I’m not even sure who I’m calling stupid—myself for leaving or for wanting to go back.

“This is what you wanted,” I mutter.

But I think of Silas’s gentle eyes. Of Elias’s irritating smirk that somehow makes me want to both punch him and kiss him. Of Lily’s friendship. Of warm food, I didn’t have to hunt. Of Archer letting me go without a fight, like he knew I needed the choice more than he needed me to stay.

Even Darius has been trying.

“Fuck.”

I stand up, slinging the pack back over my shoulder.

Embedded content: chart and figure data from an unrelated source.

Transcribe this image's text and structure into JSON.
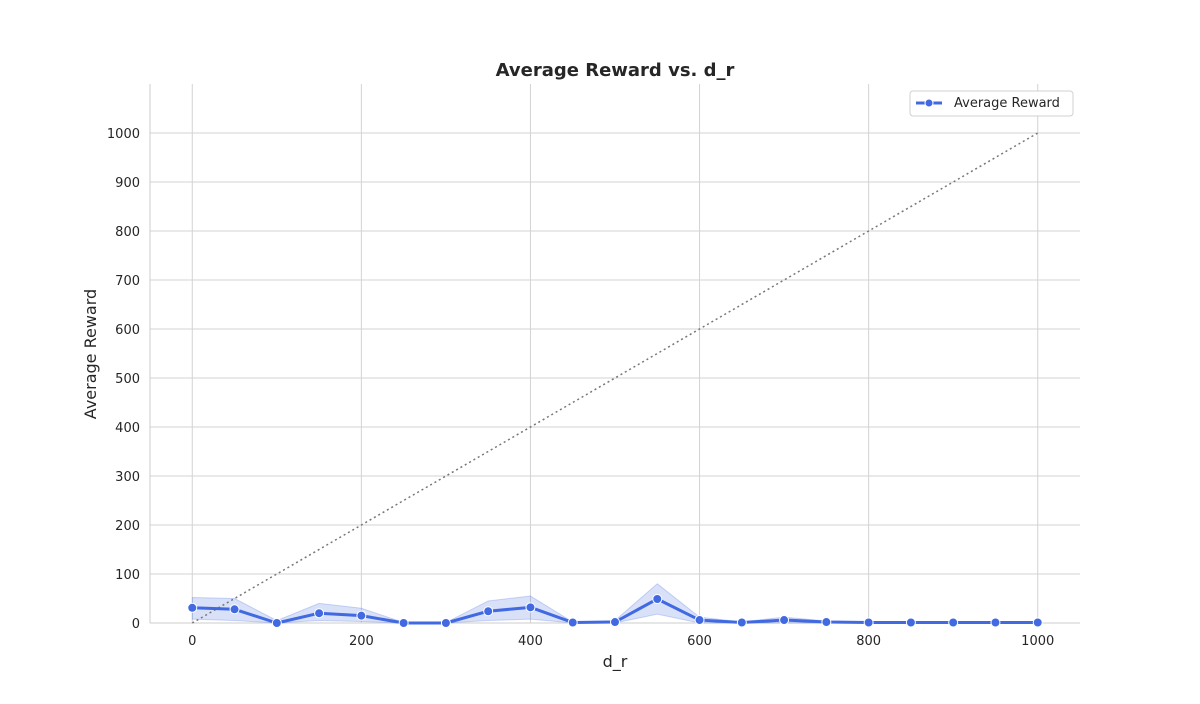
{
  "chart_data": {
    "type": "line",
    "title": "Average Reward vs. d_r",
    "xlabel": "d_r",
    "ylabel": "Average Reward",
    "xlim": [
      -50,
      1050
    ],
    "ylim": [
      0,
      1100
    ],
    "x_ticks": [
      0,
      200,
      400,
      600,
      800,
      1000
    ],
    "y_ticks": [
      0,
      100,
      200,
      300,
      400,
      500,
      600,
      700,
      800,
      900,
      1000
    ],
    "grid": true,
    "legend_position": "top-right",
    "series": [
      {
        "name": "Average Reward",
        "color": "#4169e1",
        "marker": "circle",
        "x": [
          0,
          50,
          100,
          150,
          200,
          250,
          300,
          350,
          400,
          450,
          500,
          550,
          600,
          650,
          700,
          750,
          800,
          850,
          900,
          950,
          1000
        ],
        "values": [
          31,
          28,
          0,
          20,
          15,
          0,
          0,
          24,
          32,
          1,
          2,
          49,
          6,
          1,
          6,
          2,
          1,
          1,
          1,
          1,
          1
        ],
        "band_lower": [
          8,
          5,
          0,
          5,
          3,
          0,
          0,
          5,
          8,
          0,
          0,
          18,
          0,
          0,
          0,
          0,
          0,
          0,
          0,
          0,
          0
        ],
        "band_upper": [
          52,
          50,
          5,
          40,
          30,
          1,
          1,
          45,
          55,
          2,
          5,
          80,
          12,
          2,
          12,
          4,
          2,
          2,
          2,
          2,
          2
        ]
      }
    ],
    "reference_line": {
      "style": "dotted",
      "color": "#777777",
      "x": [
        0,
        1000
      ],
      "y": [
        0,
        1000
      ]
    }
  }
}
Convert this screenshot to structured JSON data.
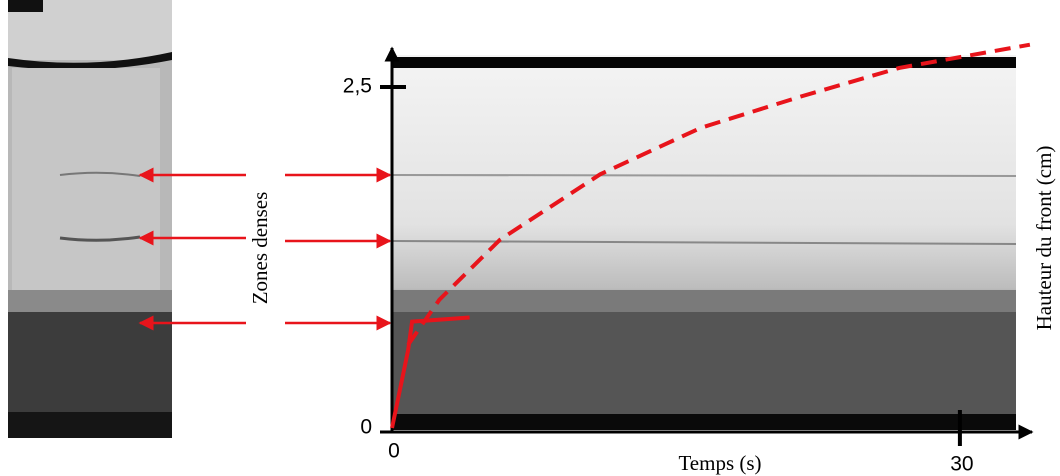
{
  "chart_data": {
    "type": "line",
    "xlabel": "Temps (s)",
    "ylabel": "Hauteur du front (cm)",
    "annotation": "Zones denses",
    "xlim": [
      0,
      33.7
    ],
    "ylim": [
      0,
      2.85
    ],
    "xticks": [
      0,
      30
    ],
    "yticks": [
      0,
      {
        "value": 2.5,
        "label": "2,5"
      }
    ],
    "series": [
      {
        "color": "#e8141b",
        "dashed": true,
        "x": [
          0.85,
          2.5,
          5.7,
          11,
          16.3,
          21.6,
          26.8,
          33.7
        ],
        "values": [
          0.61,
          0.94,
          1.38,
          1.86,
          2.2,
          2.43,
          2.64,
          2.81
        ]
      },
      {
        "color": "#e8141b",
        "dashed": false,
        "x": [
          0,
          0.85,
          1.06,
          4.1
        ],
        "values": [
          0,
          0.57,
          0.78,
          0.81
        ]
      }
    ]
  }
}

Rocky and Charly go suspiciously quiet, which is the closest they come to saying I told you so.

I’m trudging back toward the compound, and by the time it comes into view, I’m furious with myself.

Archer is still in the kitchen. Same mug. Same position. Like he knew, I’d come back.

“Forget something?” he asks, his expression neutral.

“Shut up,” I snap, stomping past him.

“Mo,” he calls after me, his voice softer now. “Sometimes staying is the braver choice.”

I don’t answer. I can’t. Because if I open my mouth right now, I might do something truly embarrassing, like thank him for understanding what I needed even when I didn’t understand it myself.

I slam my bedroom door behind me, drop my pack on the floor, and collapse face-first onto the bed.

“We’re not staying,” I tell Charly and Rocky. “Not permanently. Just… for now.”

That’s what infuriates me the most. That they’ve somehow made staying my choice rather than my prison. That somewhere in the tangle of my thoughts, I’ve started thinking of this place as somewhere I might belong.

I pull a pillow over my head and scream into it.